A la retenue des anciennes machines élévatoires des eaux, la quantité de feuilles ainsi accumulées est véritablement impressionnante, d'autant que s'y ajoutent de nombreuses branches, tombées sous les coups du mistral. L'évacuation ne se fait plus.
C'est à cet enchevêtrement végétal que se sont attaqués lundi dernier les bénévoles du Goujon Uzétien, aidés de deux gardes pêche fédéraux et de deux employés municipaux.
Après avoir ouvert les vannes du barrage pour faire baisser le niveau de l'eau, les griffes, râteaux et autres outils se sont mis en oeuvre, dans une joyeuse ambiance. Le labeur est harassant, mais il ne rebute pas ces amoureux de la rivière qui trouvent en eux mêmes et auprès de collègues comme eux passionnés les ressources pour la persévérer coûte que coûte.

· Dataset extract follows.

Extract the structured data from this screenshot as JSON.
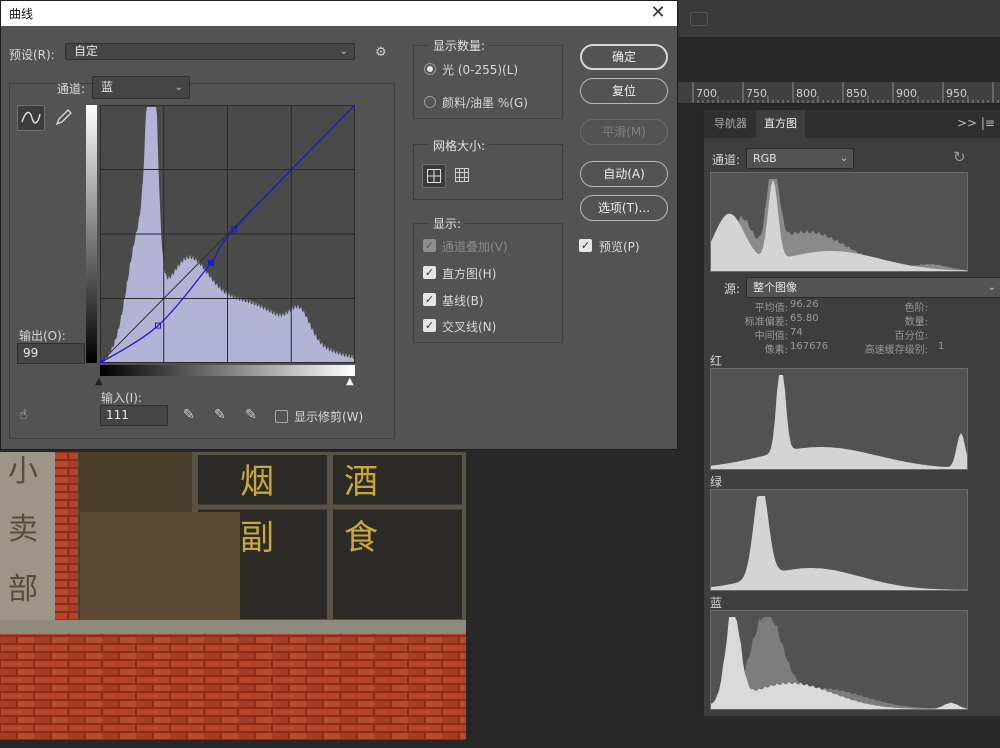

Une journée complète aura été nécessaire pour sortir cette montagne de feuilles et autres débris, ainsi, hélas, que bien d'autres détritus aussi divers que variés : chariot, pneu... Il faudra encore plusieurs demi-journées pour tronçonner, brûler et tout évacuer. Cette opération doit être renouvelée chaque année. C'est à ce prix souvent méconnu des pêcheurs et des promeneurs que la Vallée de l'Eure préserve un charme incomparable. Cet entretien précède un prochain rempoissonnement, qui trouvera dans l'Alzon ainsi nettoyé, de parfaites conditions de vie et de reproduction.